Photoquai 2015 – Focus Joana Choumali

Affiche d’exposition. PHOTOQUAI, 5ème Biennale des images du monde.

Du 22 septembre au 22 novembre 2015, la Biennale des images du monde investit différents lieux parisiens.

L’exposition principale se situe juste en face du Musée du Quai Branly ; des expositions mineures son dispersées entre le premier étage de la Tour Eiffel, à la galerie Clémentine de la Ferronière, avec un focus sur le photographe ghanéen James Barnor, ou encore au Musée du Quai Branly.

Exposition. PHOTOQUAI, © musée du quai Branly, photo Gautier Deblonde

Photoquai, c’est le rendez-vous artistique des amoureux de la photographie. Sur le thème de la famille, l’édition 2015 propose une odyssée imagée entre émotions et surprises, proposée par 40 photographes originaires des pays d’Asie, d’Afrique, d’Amérique latine, du Moyen-Orient, d’Océanie et de la Fédération de Russie.

Frank Kalero, acteur multi-casquettes de l’art est le directeur artistique de la biennale ; et Azu Nwagbobu, le fondateur de l’African Artists’ Foundation (2007), est le commissaire de la sélection « Afrique ».

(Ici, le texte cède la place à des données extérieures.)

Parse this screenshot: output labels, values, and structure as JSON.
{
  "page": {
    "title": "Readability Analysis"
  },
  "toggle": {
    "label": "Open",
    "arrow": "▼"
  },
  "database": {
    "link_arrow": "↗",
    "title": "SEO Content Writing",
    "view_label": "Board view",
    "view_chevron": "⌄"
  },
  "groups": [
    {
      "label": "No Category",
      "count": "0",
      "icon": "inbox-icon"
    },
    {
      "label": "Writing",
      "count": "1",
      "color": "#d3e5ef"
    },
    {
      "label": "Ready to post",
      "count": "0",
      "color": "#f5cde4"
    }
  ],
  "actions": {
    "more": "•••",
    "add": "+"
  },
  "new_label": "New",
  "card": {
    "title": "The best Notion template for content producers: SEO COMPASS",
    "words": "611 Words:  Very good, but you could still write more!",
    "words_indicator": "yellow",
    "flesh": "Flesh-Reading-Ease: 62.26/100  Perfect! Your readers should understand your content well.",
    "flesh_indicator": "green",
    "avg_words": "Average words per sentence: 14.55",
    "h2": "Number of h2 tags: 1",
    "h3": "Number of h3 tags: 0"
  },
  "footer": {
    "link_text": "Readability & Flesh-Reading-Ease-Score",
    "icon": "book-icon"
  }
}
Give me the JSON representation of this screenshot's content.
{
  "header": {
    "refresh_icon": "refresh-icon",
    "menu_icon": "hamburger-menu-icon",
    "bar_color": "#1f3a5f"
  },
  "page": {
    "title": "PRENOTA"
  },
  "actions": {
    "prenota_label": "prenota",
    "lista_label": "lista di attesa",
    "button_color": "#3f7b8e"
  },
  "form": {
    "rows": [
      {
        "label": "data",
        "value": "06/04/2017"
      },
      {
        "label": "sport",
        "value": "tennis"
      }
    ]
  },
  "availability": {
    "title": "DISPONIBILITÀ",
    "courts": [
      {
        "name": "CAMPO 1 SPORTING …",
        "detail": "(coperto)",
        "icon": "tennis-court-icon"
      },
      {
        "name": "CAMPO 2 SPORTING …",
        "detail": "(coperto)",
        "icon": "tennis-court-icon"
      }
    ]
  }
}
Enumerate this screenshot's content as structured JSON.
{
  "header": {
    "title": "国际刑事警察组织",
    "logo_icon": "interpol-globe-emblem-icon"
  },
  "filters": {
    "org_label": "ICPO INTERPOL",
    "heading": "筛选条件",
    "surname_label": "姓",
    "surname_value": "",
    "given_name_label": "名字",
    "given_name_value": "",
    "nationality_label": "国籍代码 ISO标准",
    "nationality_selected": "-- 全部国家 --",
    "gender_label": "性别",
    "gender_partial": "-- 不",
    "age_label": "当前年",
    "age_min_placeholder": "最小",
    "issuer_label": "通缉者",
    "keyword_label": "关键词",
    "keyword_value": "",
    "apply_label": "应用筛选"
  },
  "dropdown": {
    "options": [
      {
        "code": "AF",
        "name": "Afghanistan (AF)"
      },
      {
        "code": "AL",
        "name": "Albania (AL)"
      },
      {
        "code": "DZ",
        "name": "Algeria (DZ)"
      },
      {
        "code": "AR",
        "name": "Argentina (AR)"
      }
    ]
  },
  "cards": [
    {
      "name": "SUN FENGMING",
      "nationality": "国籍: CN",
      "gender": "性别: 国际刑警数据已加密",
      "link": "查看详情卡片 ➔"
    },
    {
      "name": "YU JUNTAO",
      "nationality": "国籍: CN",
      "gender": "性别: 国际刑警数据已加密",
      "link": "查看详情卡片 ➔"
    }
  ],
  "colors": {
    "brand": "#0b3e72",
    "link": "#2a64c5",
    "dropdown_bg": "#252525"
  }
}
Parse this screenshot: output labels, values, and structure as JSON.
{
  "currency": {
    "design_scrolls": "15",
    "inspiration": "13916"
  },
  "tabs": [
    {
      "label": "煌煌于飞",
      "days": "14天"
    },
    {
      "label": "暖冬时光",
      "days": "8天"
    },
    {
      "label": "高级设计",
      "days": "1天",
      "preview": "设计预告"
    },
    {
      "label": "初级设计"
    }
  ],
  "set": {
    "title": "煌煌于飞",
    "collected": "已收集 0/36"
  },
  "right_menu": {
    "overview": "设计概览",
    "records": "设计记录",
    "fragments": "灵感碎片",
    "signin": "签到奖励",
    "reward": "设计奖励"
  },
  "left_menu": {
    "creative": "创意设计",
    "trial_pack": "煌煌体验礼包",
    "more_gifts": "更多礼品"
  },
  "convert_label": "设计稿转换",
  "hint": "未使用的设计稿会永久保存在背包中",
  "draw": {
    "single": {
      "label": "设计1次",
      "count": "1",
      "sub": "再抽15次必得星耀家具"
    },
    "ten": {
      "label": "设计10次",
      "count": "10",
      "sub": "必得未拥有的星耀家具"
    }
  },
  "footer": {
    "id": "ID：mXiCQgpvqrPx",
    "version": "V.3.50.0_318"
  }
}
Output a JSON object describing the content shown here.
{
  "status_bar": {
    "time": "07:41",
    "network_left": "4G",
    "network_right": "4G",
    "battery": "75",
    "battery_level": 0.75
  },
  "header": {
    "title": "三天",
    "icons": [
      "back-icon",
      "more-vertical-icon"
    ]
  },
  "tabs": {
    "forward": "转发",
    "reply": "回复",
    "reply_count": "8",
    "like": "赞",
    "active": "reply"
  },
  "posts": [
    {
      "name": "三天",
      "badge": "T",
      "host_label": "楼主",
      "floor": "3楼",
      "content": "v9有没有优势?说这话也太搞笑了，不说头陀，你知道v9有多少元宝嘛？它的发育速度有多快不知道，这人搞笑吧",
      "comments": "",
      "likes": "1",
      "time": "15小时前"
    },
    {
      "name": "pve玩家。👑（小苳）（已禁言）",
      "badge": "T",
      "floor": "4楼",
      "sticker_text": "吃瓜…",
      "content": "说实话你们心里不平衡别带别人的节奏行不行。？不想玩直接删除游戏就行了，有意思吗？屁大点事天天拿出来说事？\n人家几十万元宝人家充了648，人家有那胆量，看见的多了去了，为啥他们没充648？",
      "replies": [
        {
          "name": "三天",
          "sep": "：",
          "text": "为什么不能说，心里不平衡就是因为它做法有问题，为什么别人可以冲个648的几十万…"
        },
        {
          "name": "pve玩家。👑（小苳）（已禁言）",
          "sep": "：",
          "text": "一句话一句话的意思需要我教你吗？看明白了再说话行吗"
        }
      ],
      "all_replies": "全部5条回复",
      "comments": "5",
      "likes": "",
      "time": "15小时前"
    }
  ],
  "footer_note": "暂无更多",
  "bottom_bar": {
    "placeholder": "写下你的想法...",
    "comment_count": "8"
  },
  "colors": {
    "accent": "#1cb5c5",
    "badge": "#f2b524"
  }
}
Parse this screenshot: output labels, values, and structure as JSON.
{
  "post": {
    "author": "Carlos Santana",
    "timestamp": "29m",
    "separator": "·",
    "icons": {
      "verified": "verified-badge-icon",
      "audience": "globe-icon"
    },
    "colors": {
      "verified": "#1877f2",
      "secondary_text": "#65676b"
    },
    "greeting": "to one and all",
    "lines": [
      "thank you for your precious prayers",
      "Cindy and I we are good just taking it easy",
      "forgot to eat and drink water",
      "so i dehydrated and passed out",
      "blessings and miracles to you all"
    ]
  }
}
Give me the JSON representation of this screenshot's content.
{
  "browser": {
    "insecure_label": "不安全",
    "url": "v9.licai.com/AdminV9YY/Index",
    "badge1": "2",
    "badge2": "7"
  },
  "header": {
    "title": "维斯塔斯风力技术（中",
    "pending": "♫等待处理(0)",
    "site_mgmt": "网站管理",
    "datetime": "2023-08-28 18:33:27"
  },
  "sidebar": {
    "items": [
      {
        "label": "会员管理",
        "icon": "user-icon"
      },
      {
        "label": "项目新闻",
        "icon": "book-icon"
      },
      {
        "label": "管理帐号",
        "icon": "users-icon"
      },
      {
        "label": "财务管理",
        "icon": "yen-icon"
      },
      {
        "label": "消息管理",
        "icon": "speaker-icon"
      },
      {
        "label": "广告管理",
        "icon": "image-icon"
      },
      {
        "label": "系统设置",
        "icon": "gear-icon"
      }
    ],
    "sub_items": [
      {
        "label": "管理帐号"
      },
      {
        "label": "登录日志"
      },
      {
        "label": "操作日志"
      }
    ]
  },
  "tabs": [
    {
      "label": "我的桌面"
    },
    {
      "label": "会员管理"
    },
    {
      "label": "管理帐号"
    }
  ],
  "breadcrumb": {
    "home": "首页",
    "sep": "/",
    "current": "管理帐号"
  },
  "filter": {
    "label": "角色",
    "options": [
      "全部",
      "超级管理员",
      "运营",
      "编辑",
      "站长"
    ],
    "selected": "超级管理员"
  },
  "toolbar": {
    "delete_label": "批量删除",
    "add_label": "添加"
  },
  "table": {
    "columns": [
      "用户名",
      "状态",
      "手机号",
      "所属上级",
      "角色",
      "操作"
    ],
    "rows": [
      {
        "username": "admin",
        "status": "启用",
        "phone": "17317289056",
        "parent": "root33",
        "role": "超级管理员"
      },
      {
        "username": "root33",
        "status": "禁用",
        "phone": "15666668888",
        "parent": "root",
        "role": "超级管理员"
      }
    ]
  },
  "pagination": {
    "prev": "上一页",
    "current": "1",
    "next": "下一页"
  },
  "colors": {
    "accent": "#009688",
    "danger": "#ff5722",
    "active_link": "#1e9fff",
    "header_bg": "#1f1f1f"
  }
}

Les visages du continent africain sont représentés par six photographes.

Renaissance

© Delphine DIALLO, Renaissance, 2009 

Delphine Diallo propose des portraits fantasmagoriques d’une réalité saisissante, représentant les différents membres de sa famille paternelle qui vivent à Saint-Louis, au Sénégal. La photographe parisienne jongle entre son héritage franco-sénégalais et les influences esthétiques des premiers studios photo maliens, qu’elle remet au goût du jour.

Diaspora

© Omar Victor Diop, Diaspora – Don Miguel De Castro, 2014-15,                       

Omar Victor Diop réécrit cette histoire européenne qui a oublié de mettre des noms sur ces photographies et portraits de personnalités originaires d’Afrique et/ou issues des diasporas africaines. Ainsi, Diop se met dans la peau d’ August Sabac El Sher (1836-1885) un afro-allemand qui a intégré la haute société prussienne du 19ème siècle; de l’ancien esclave Baptiste Belley (1746-1805) qui est devenu une figure de la Révolution Française ou encore de Kwasi Boakye (1827-1904), né prince Ashanti qui se retrouve ingénieur des mines aux Pays-Bas.

Ces questionnements de l’artiste se prolongent en autoportraits décalés et modernes, dont l’esthétique photographique est en résonnance avec les styles picturaux européens des 15ème et 16ème siècles. Diapora est une introspection historique qui à l’orée du 21ème siècle, questionne à nouveau la notion de mondialisation, à travers l’imbrication de ces trajectoires personnelles entre l’Afrique et l’Europe.

Zulu kids ¿ Ya kala ben

© Namsa Leuba, Zulu Kids – Ya Kala Ben, 2014

Namsa Leuba livre des compositions mystico-réalistes à travers sa série Zulu Kids – Ya Kala Ben. Ces jeunes sujets nous rappellent ces statuettes cultuelles aux prises avec des pouvoirs surnaturels. La photographe suisso-guinéenne questionne sa propre relation à l’Afrique avec ce rapport particulier au temps et à l’univers, qui différent selon les croyances et les régions du monde se mue de manière parfois radicale selon les époques.

Passeport

© Emilie Regnier, Passeport, 2013-14

Emilie Régnier déroge aux règles classiques de la photographie et présente ses mini-portraits, loin de toute inspiration Pop art, mais dont le style nous rappelle sans équivoque les photos d’identité pour les documents officiels type carte d’identité et passeport.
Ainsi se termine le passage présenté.